Not wanting to ruin a good joke, is this because imperfections in the alignment of otherwise pure substances provide opportunistic "holes" in structure for things like van der waals forces to work their magic?
I am reminded of the "you can develop photos with a banana and a spoon" (not really) stories, which underline the fundamentals of what photographic development is: a chemistry story which is not about the substances as much as about how base and acids combine. The photoreactive chemicals are highly specific, but the process of fixing them, and binding visible molecules to them or not, is more general.
Maybe the role of "contaminants" in graphine is similar? Not what it is, but what it DOES.
Cannot be clickbaity if the title precisely explains what the paper is about.
The problem with science dissemination is not that it's too accessible but rather the polar opposite: even experts find reading some (many? Most?) papers truly dreadful because of the terse and dryness but one does it for the knowledge; on the other hand everyone else absolutely needs to rely on "science popularisers" to even half-understand half of what a paper is about. And that's the problem: the general scientific understanding is as good as the scientific rigor of the most understandable/entertaining science populariser out there.
To clarify: if person A is extremely diligent and precise but not too enjoyable to watch, they will get X views and maybe a limited (but positive) impact, on the other hand person B is not very diligent, cuts corners or even outright lies but is very easy and fun to watch, they reach N more people than person A, having an absolute huge (albeit negative) impact.
If the authors had a way to write both for experts and, somehow, have control on how that knowledge is available to the rest, the delta between the two methods of dissemination would be minimal (or at least controlled).

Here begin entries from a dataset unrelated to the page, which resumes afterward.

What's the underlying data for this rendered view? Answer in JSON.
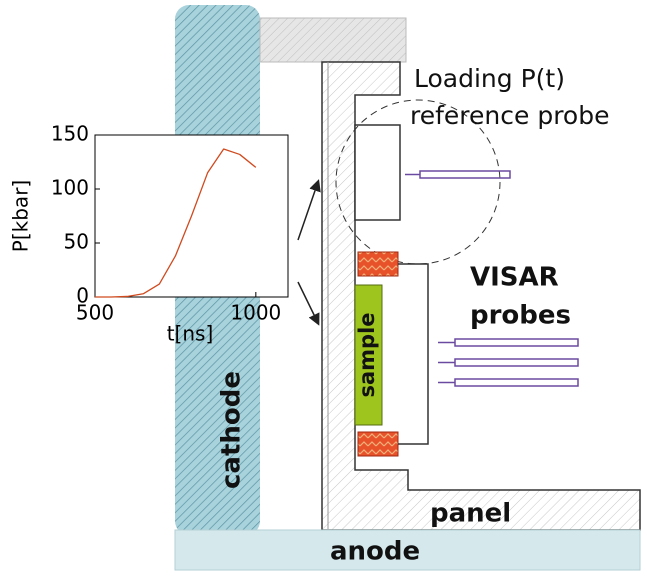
{
  "labels": {
    "loading": "Loading P(t)",
    "reference": "reference probe",
    "visar": "VISAR",
    "probes": "probes",
    "sample": "sample",
    "cathode": "cathode",
    "panel": "panel",
    "anode": "anode"
  },
  "chart_data": {
    "type": "line",
    "x_label": "t[ns]",
    "y_label": "P[kbar]",
    "x": [
      500,
      550,
      600,
      650,
      700,
      750,
      800,
      850,
      900,
      950,
      1000
    ],
    "series": [
      {
        "name": "P(t)",
        "color": "#d04a1e",
        "values": [
          0,
          0,
          0.5,
          3,
          12,
          38,
          75,
          115,
          137,
          132,
          120
        ]
      }
    ],
    "xlim": [
      500,
      1100
    ],
    "ylim": [
      0,
      150
    ],
    "xticks": [
      500,
      1000
    ],
    "yticks": [
      0,
      50,
      100,
      150
    ]
  }
}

The title appears to work in the context of ACS Nano. Has 200+ citations, and cited by several other 200+ papers. Maybe double the average ACS Nano citations of 87 (Exaly says 1.5 million citations on 17,200 papers https://exaly.com/journal/12906/acs-nano) If other authors found it click baity, they found it click bait in a way that deserved inclusion in their own work above the norm of ACS Nano.
Yes it would have. And the problem with science dissemination isn't click-baity titles, it's a combination of poorly executed science (hence the reproducibility and retraction crisis in many field), the abject, shameless hyperbole spewed by PR departments, and a lack of genuine scientific education
Note that the title accurately describes what the article is about. As opposed to clickbait. Clickbait would have been "You would never believe what we put into graphene!".
If the paper is accurate, it's actilly making fun of all the serious-sounding papers adding whatever to graphene and publishing it as noteworthy results. After reading way more papers that I wish I had to, I can say I would prefer if all paper titles were this accessible and honest.
And there we got the problem, a papers title not sounding serious doesn't mean it isn't — and more importantly: the opposite is true as well.
The credibility problems science has is because instead of replicating the contents of a paper people have seveloped and over-reliance on other peripheral metrics like which papers it has been published in, p-values and such. Relying on the seriousness of titles is just another of those distractions.
As opposed to inscrutable two-line titles full of the field’s buzzwords on top of papers that you have to parse for hours to realize the idea and results could have been written in one sentence?
Maybe I’ve read too many applied machine learning papers. As long as the funny title isn’t dishonest, I’m all for it.
I’ve heard it said that journal article titles tend to be less entertaining and whimsical than they used to be (perhaps due to increased pressure to conform to a standard style?). I’m glad to see a counterexample here though!